A 26-page joint study published by the universities of Durham and Newcastle which runs through issues of travel, citizenship and trade  in a readable style. It was published in June 2016, presumably before the referendum judging by the opening line of its blurb:  “This report is not a campaigning document, but it does attempt to inform some key areas of the Brexit debate. It conveys our concerns, estimations, and opinions as a group made up of legal academics researching in international law, trade law, UK constitutional law, human rights law and EU law on some key aspects of how Brexit would affect Northern Ireland. We do not seek to address all of the implications of Brexit, but only those within our areas of expertise.” But they are not afraid to confront harsh realities, such as that there  is “virtually no possibility that the border and the movement of goods, services and individuals will remain as it is currently operating”.

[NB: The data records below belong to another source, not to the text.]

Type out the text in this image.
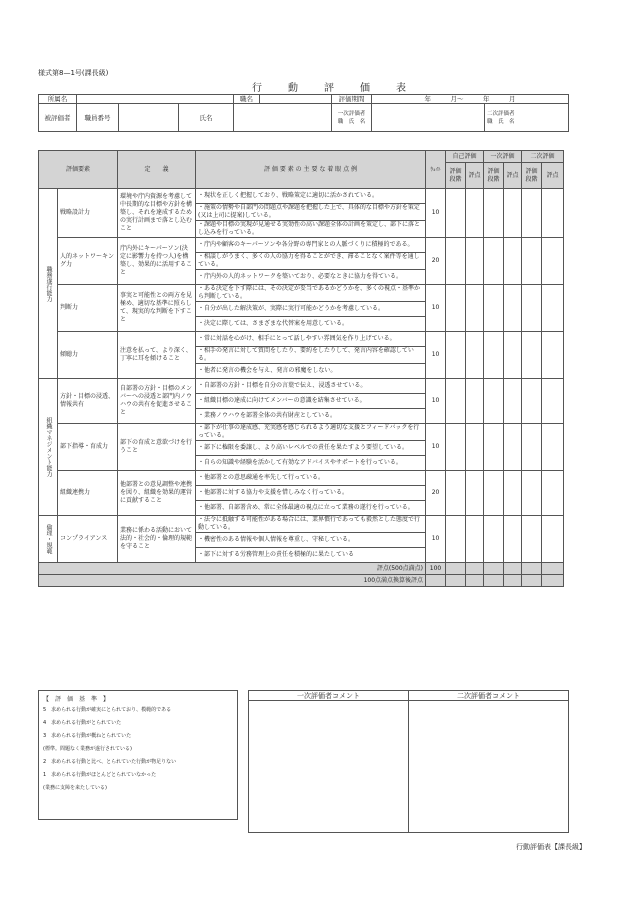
様式第8—1号(課長級)
行　　動　　評　　価　　表
所属名				職名		評価期間	年　　　月～　　　年　　　月	
被評価者	職員番号		氏名			一次評価者
職　氏　名		二次評価者
職　氏　名
評価要素		定　　義	評 価 要 素 の 主 要 な 着 眼 点 例	ｳｪｲﾄ	自己評価		一次評価		二次評価	
					評価段階	評点	評価段階	評点	評価段階	評点
職務遂行能力	戦略設計力	環境や庁内資源を考慮して中長期的な目標や方針を構築し、それを達成するための実行計画まで落とし込むこと	・現状を正しく把握しており、戦略策定に適切に活かされている。	10						
			・施策の情勢や自部門の問題点や課題を把握した上で、具体的な目標や方針を策定(又は上司に提案)している。							
			・課題や目標の実現が見通せる実効性の高い課題全体の計画を策定し、部下に落とし込みを行っている。							
	人的ネットワーキング力	庁内外にキーパーソン(決定に影響力を持つ人)を構築し、効果的に活用すること	・庁内や顧客のキーパーソンや各分野の専門家との人脈づくりに積極的である。	20						
			・相談しがうまく、多くの人の協力を得ることができ、滞ることなく案件等を通している。							
			・庁内外の人的ネットワークを築いており、必要なときに協力を得ている。							
	判断力	事実と可能性との両方を見極め、適切な基準に照らして、現実的な判断を下すこと	・ある決定を下す際には、その決定が妥当であるかどうかを、多くの視点・基準から判断している。	10						
			・自分が出した解決策が、実際に実行可能かどうかを考慮している。							
			・決定に際しては、さまざまな代替案を用意している。							
	傾聴力	注意を払って、より深く、丁寧に耳を傾けること	・常に対話を心がけ、相手にとって話しやすい雰囲気を作り上げている。	10						
			・相手の発言に対して質問をしたり、要約をしたりして、発言内容を確認している。							
			・他者に発言の機会を与え、発言の邪魔をしない。							
組織マネジメント能力	方針・目標の浸透、情報共有	自部署の方針・目標のメンバーへの浸透と部門内ノウハウの共有を促進させること	・自部署の方針・目標を自分の言葉で伝え、浸透させている。	10						
			・組織目標の達成に向けてメンバーの意識を結集させている。							
			・業務ノウハウを部署全体の共有財産としている。							
	部下指導・育成力	部下の育成と意欲づけを行うこと	・部下が仕事の達成感、充実感を感じられるよう適切な支援とフィードバックを行っている。	10						
			・部下に権限を委譲し、より高いレベルでの責任を果たすよう要望している。							
			・自らの知識や経験を活かして有効なアドバイスやサポートを行っている。							
	組織連携力	他部署との意見調整や連携を図り、組織を効果的運営に貢献すること	・他部署との意思疎通を率先して行っている。	20						
			・他部署に対する協力や支援を惜しみなく行っている。							
			・他部署、自部署含め、常に全体最適の視点に立って業務の遂行を行っている。							
倫理・規範	コンプライアンス	業務に係わる活動において法的・社会的・倫理的規範を守ること	・法令に抵触する可能性がある場合には、業界慣行であっても毅然とした態度で行動している。	10						
			・機密性のある情報や個人情報を尊重し、守秘している。							
			・部下に対する労務管理上の責任を積極的に果たしている							
評点(500点満点)				100						
100点満点換算後評点										
【　評　価　基　準　】
5　求められる行動が確実にとられており、模範的である
4　求められる行動がとられていた
3　求められる行動が概ねとられていた
(標準。問題なく業務が遂行されている)
2　求められる行動と比べ、とられていた行動が物足りない
1　求められる行動がほとんどとられていなかった
(業務に支障を来たしている)
一次評価者コメント	二次評価者コメント

行動評価表【課長級】
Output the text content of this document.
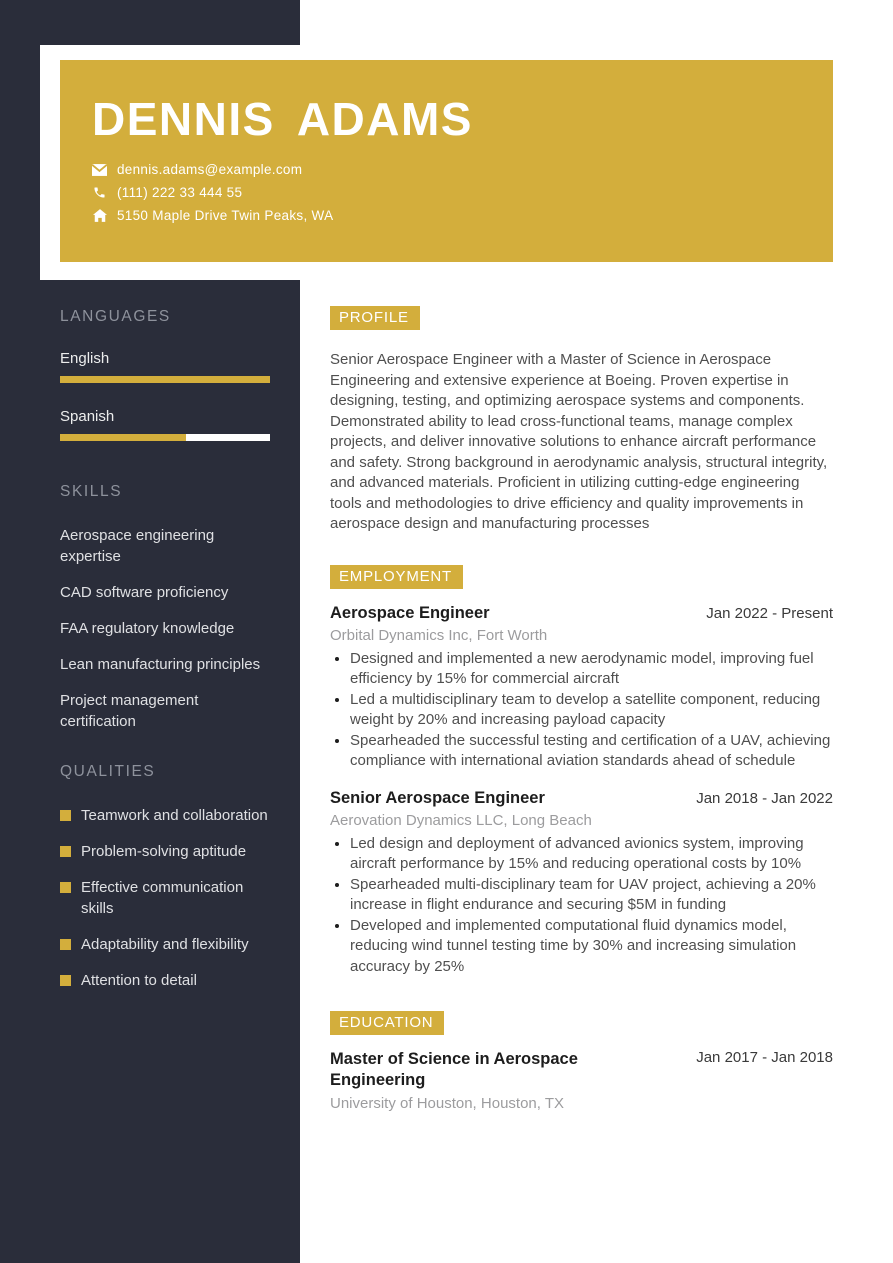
DENNIS ADAMS
dennis.adams@example.com
(111) 222 33 444 55
5150 Maple Drive Twin Peaks, WA
LANGUAGES
English
Spanish
SKILLS
Aerospace engineering expertise
CAD software proficiency
FAA regulatory knowledge
Lean manufacturing principles
Project management certification
QUALITIES
Teamwork and collaboration
Problem-solving aptitude
Effective communication skills
Adaptability and flexibility
Attention to detail
PROFILE

Senior Aerospace Engineer with a Master of Science in Aerospace Engineering and extensive experience at Boeing. Proven expertise in designing, testing, and optimizing aerospace systems and components. Demonstrated ability to lead cross-functional teams, manage complex projects, and deliver innovative solutions to enhance aircraft performance and safety. Strong background in aerodynamic analysis, structural integrity, and advanced materials. Proficient in utilizing cutting-edge engineering tools and methodologies to drive efficiency and quality improvements in aerospace design and manufacturing processes

EMPLOYMENT
Aerospace Engineer	Jan 2022 - Present
Orbital Dynamics Inc, Fort Worth
• Designed and implemented a new aerodynamic model, improving fuel efficiency by 15% for commercial aircraft
• Led a multidisciplinary team to develop a satellite component, reducing weight by 20% and increasing payload capacity
• Spearheaded the successful testing and certification of a UAV, achieving compliance with international aviation standards ahead of schedule
Senior Aerospace Engineer	Jan 2018 - Jan 2022
Aerovation Dynamics LLC, Long Beach
• Led design and deployment of advanced avionics system, improving aircraft performance by 15% and reducing operational costs by 10%
• Spearheaded multi-disciplinary team for UAV project, achieving a 20% increase in flight endurance and securing $5M in funding
• Developed and implemented computational fluid dynamics model, reducing wind tunnel testing time by 30% and increasing simulation accuracy by 25%
EDUCATION
Master of Science in Aerospace Engineering
Jan 2017 - Jan 2018
University of Houston, Houston, TX
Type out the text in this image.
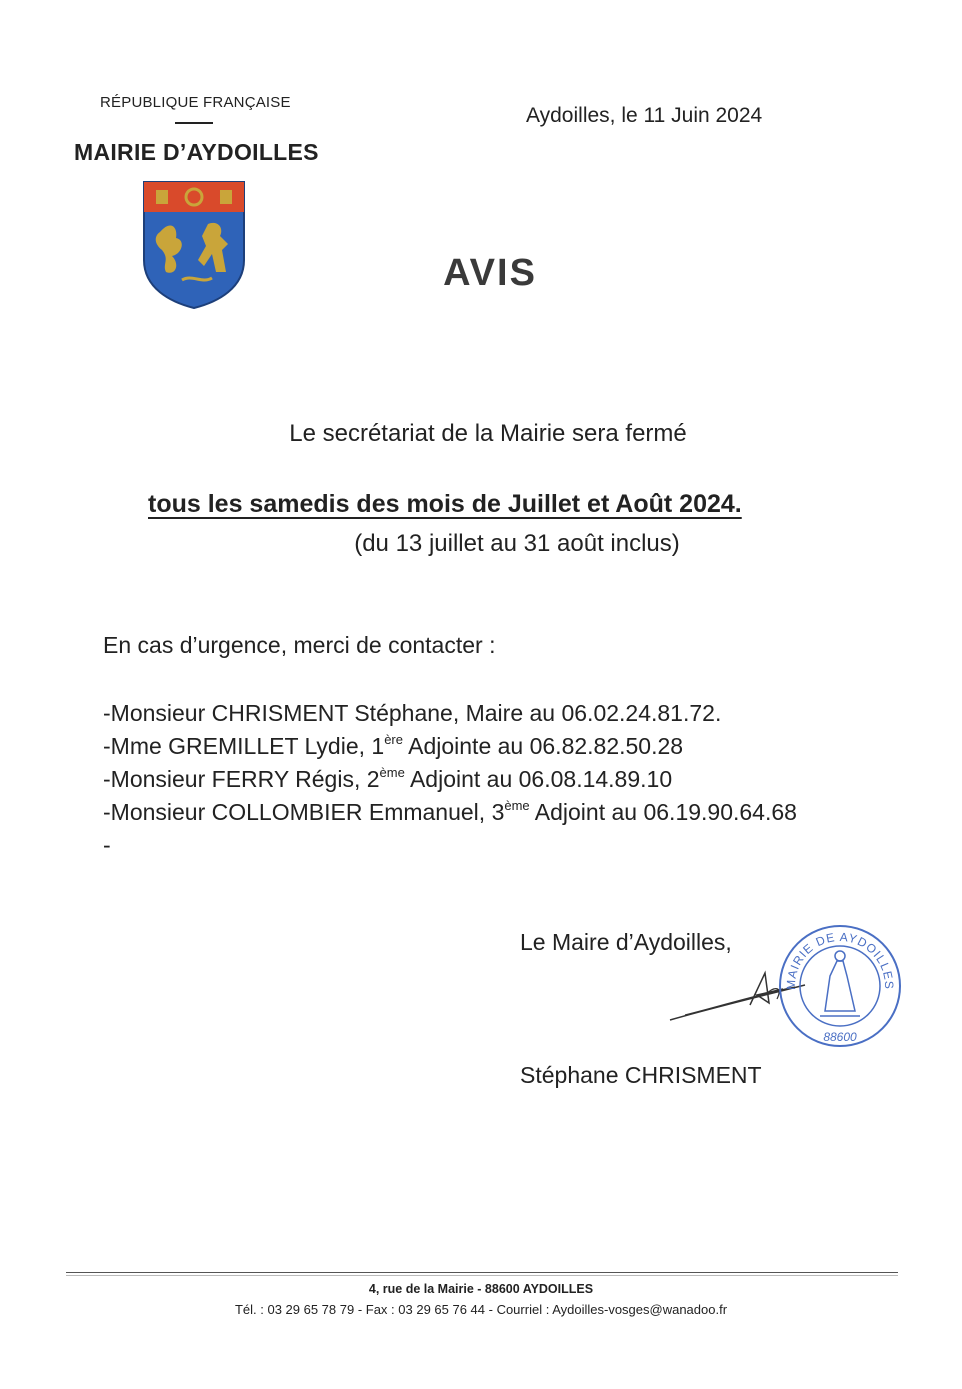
RÉPUBLIQUE FRANÇAISE
MAIRIE D’AYDOILLES
Aydoilles, le 11 Juin 2024
AVIS
Le secrétariat de la Mairie sera fermé
tous les samedis des mois de Juillet et Août 2024.
(du 13 juillet au 31 août inclus)
En cas d’urgence, merci de contacter :
-Monsieur CHRISMENT Stéphane, Maire au 06.02.24.81.72.
-Mme GREMILLET Lydie, 1ère Adjointe au 06.82.82.50.28
-Monsieur FERRY Régis, 2ème Adjoint au 06.08.14.89.10
-Monsieur COLLOMBIER Emmanuel, 3ème Adjoint au 06.19.90.64.68
-
Le Maire d’Aydoilles,
MAIRIE DE AYDOILLES
88600
Stéphane CHRISMENT
4, rue de la Mairie - 88600 AYDOILLES
Tél. : 03 29 65 78 79 - Fax : 03 29 65 76 44 - Courriel : Aydoilles-vosges@wanadoo.fr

And they also sound a warning saying that Europe brought the UK and Ireland closer and that a Brexit would strain that relationship.  The authors say:

“The peace process will not implode in the event of Brexit not will Ireland’s close relations with the UK degrade overnight. Nonetheless the EU’s role in building this relationship will not be forgotten. Whereas the European Project drew Ireland and the UK closer together,  Brexit would impose new strains on the relationship. Ireland’s trade with the rest of Europe has dramatically increased since 1974 making its economy much less dependent upon the UK, but in purely economic terms it will still be the EU country most affected by Brexit. Over time, Ireland’s increasing integration with Europe would likely put it at odds with a UK which is no longer playing on the same team.  In that event the mutual working which has provided the bedrock for the peace process will inevitably be under threat.